In 2017 IGIS put together a fund together with PGIM on behalf of Korean insurance company NPS and The Korean Ministry of Employment and Labor Reserve Fund. It currently owns just one building in Germany: Fleet Offices in Hamburg.

Owned by US private equity giant Colony Northstar, the Trianon Tower is one of the most iconic office towers in Germany with a total rentable area of 66,000 m2 over 47 floors. It is expected to fetch a price of between €600 and €650 mln. However, market watchers have said the price was too high which explains why it has so far failed to sell after a year on the market.

Its main tenants are Deka Bank (36,500 m2) and Deutche Bundesbank (22,300 m2). Another high-profile tenant is investment manager Franklin Templeton, which has a 10-year lease for 4,200 m2 until 2025. The weighted average lease term (WALT) is approximately 6.5 years.

The Trianon Tower is the sixth tallest office building in Germany and has a distinctive triangular shape. Constructed in 1993, it was designed by AS & P Albert Speer & Partner, Novotny Maehner Associates, HPP Hentrich-Pteschnigg & Partners and has been LEED Gold Certified since 2012.

It is believed that a number of larger transactions have been pushed forward recently in Germany due to German government plans to introduce a new transfer law which could make it more complicated or expensive to engage in share deals. 'These proposals would affect deals with big ticket sizes in particular,’ according to Jan Stadelmann, head of Savills’ Frankfurt office, and Juergen Schmid, director of the advisor’s Frankfurt investment team. ‘A transfer tax of 3.5-6.5% is quite a sizeable sum on a deal of say, €600 mln.’

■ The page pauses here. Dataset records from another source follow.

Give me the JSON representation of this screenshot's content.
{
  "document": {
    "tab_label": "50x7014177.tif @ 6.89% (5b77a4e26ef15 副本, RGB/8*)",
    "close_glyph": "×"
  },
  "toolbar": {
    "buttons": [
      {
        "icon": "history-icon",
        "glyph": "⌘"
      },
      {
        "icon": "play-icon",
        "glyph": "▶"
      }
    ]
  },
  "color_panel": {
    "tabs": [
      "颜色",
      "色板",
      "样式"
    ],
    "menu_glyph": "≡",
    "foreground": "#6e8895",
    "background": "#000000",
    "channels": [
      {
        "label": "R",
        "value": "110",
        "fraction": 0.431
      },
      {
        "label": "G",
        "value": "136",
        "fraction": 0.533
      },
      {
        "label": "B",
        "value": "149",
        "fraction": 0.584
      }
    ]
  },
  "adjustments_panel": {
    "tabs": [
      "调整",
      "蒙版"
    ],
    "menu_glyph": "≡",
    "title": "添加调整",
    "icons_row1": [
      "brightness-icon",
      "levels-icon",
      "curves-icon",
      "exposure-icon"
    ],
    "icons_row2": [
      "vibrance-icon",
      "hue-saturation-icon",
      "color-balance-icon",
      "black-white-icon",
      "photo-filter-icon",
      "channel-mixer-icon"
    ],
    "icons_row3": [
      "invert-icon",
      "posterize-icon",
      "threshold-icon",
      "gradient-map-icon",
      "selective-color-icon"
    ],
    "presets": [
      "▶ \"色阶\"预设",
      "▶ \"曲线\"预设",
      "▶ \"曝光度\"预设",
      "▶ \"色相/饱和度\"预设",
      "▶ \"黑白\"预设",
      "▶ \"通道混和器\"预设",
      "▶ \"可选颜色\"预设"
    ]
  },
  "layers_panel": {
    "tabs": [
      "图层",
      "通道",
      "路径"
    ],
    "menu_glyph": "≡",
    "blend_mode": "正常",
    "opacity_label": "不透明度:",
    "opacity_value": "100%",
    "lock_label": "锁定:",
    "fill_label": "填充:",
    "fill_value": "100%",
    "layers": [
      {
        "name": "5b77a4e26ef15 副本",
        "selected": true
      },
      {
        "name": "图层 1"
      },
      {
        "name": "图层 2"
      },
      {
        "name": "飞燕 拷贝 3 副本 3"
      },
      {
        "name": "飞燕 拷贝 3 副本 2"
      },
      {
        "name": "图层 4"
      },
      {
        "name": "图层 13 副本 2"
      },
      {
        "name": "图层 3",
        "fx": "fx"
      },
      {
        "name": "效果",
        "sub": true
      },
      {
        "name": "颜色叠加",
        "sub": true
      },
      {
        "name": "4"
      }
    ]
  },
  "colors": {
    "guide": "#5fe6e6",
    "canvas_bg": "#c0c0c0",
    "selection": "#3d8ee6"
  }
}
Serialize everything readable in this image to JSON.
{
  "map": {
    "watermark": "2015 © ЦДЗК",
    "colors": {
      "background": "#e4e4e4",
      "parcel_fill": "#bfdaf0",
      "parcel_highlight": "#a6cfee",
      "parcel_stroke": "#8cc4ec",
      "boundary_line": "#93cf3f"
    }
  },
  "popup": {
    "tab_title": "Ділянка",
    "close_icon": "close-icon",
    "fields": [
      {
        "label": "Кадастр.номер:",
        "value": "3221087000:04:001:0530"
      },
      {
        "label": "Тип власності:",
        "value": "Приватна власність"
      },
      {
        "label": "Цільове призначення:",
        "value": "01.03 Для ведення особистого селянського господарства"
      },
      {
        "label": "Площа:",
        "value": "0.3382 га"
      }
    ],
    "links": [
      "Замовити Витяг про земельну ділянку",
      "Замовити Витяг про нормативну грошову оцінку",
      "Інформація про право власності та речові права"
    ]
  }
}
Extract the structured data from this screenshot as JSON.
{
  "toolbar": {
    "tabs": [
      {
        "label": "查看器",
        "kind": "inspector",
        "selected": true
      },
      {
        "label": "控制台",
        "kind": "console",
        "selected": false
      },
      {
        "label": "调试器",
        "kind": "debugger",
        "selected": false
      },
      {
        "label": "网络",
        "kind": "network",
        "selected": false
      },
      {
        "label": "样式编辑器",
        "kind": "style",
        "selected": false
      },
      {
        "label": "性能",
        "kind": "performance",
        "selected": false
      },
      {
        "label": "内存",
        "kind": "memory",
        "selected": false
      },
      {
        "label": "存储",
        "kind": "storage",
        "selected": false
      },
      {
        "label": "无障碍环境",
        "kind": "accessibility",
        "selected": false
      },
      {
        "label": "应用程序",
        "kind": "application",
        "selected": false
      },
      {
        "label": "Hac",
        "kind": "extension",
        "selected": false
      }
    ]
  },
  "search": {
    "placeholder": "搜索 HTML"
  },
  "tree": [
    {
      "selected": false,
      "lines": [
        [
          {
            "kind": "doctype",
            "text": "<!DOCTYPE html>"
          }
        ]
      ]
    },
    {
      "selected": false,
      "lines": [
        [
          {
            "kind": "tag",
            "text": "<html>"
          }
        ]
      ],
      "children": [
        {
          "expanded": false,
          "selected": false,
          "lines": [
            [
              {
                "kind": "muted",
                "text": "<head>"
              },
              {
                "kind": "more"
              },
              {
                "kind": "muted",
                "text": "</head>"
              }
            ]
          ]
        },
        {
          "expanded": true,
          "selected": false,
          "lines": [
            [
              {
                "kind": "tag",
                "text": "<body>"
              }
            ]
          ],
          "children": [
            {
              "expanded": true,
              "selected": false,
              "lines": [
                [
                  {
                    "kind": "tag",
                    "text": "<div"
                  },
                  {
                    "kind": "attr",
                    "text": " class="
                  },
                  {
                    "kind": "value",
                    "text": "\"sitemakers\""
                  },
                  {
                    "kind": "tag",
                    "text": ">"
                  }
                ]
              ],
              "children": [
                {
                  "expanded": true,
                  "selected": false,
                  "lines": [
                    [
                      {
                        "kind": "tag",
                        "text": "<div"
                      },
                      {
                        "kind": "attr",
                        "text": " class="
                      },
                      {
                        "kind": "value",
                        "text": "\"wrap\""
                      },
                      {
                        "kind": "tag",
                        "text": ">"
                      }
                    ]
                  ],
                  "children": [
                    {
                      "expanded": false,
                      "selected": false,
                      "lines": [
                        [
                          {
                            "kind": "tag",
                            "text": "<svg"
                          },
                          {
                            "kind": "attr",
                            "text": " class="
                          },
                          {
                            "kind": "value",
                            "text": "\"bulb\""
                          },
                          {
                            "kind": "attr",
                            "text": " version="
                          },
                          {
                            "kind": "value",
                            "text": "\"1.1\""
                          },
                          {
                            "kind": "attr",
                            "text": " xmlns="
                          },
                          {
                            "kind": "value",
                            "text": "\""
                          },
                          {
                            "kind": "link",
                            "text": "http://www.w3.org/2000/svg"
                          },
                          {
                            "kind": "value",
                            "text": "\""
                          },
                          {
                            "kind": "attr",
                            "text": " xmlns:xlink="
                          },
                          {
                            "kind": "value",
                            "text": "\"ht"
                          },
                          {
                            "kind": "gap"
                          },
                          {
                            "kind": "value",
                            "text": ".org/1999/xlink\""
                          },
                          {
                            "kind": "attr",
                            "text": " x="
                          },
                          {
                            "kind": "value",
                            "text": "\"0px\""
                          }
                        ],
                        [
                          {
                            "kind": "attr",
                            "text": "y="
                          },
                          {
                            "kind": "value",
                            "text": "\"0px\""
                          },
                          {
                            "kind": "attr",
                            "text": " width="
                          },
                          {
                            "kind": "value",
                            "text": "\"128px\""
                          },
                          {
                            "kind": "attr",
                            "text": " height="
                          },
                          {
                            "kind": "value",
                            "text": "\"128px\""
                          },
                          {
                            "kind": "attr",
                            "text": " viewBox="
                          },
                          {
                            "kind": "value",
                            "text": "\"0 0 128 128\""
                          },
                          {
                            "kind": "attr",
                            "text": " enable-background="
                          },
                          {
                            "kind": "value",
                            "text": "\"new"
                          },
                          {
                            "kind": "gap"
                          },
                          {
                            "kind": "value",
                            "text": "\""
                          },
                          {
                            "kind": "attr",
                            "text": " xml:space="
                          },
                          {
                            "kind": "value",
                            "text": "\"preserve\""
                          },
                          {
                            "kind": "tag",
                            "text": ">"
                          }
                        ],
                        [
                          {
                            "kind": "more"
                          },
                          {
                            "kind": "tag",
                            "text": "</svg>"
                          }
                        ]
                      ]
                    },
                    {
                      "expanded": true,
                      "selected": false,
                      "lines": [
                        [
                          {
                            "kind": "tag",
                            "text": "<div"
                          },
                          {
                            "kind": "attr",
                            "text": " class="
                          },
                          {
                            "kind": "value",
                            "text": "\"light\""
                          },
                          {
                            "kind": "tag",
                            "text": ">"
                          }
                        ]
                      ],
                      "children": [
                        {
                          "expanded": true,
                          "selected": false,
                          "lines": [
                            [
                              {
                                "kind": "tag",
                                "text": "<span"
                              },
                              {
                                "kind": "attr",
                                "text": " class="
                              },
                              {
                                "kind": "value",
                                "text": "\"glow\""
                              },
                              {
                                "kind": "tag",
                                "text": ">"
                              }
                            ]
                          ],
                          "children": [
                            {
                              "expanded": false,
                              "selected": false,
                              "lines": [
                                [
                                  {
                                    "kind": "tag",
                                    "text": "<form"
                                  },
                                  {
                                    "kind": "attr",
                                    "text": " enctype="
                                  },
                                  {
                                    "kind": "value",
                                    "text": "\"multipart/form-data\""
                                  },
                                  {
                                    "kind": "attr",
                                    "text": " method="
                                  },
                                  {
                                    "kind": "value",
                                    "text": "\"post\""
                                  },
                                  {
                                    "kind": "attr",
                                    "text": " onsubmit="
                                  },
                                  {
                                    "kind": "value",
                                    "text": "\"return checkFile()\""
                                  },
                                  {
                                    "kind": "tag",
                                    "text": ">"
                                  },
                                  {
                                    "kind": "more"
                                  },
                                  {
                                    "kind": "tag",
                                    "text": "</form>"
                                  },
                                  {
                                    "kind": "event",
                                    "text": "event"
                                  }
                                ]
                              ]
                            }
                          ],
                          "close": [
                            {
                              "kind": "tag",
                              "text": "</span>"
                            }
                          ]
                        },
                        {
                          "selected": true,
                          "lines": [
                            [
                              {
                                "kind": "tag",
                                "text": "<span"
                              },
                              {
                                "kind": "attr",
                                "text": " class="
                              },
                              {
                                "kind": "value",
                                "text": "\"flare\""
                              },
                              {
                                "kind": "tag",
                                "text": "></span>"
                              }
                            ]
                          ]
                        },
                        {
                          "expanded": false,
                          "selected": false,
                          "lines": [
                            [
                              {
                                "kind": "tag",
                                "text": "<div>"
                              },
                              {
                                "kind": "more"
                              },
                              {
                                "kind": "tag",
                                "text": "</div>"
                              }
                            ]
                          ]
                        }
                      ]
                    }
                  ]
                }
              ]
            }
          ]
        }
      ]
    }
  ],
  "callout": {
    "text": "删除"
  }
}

The proposed transfer tax differs in percentage terms per federal state but, if introduced, would amount to 6% in Hesse where Frankfurt is located.

In mid-September, it emerged that German fund manager Commerz Real is buying Omniturm, Tishman Speyer's major mixed-use development project in Frankfurt’s central business district, on behalf of its hausInvest open-ended real estate fund. The purchase price was kept confidential, but German press reports put the deal price at nearly €700 mln.

In the same week, independent asset manager Schroders announced it is acquiring the Pollux office tower in Frankfurt from Blackstone's Officefirst property arm for a price over €220 mln while German investor and asset manager GEG bought the Garden Tower in the heart of Frankfurt’s banking district from a core-plus fund advised and managed by Tristan Capital Partners. The transaction price amounted to €275 mln.

Another large property up for sale in Frankfurt is the 155-metre high, 45,500-m2 MarienTurm project. Developed by Pecan and Aermont Capital’s €1.3 bn Perella Weinberg Real Estate Fund II, the property is partially pre-let to US investment bank Goldman Sachs but still has a large vacancy rate which, according to well-informed sources, has put off some potential buyers.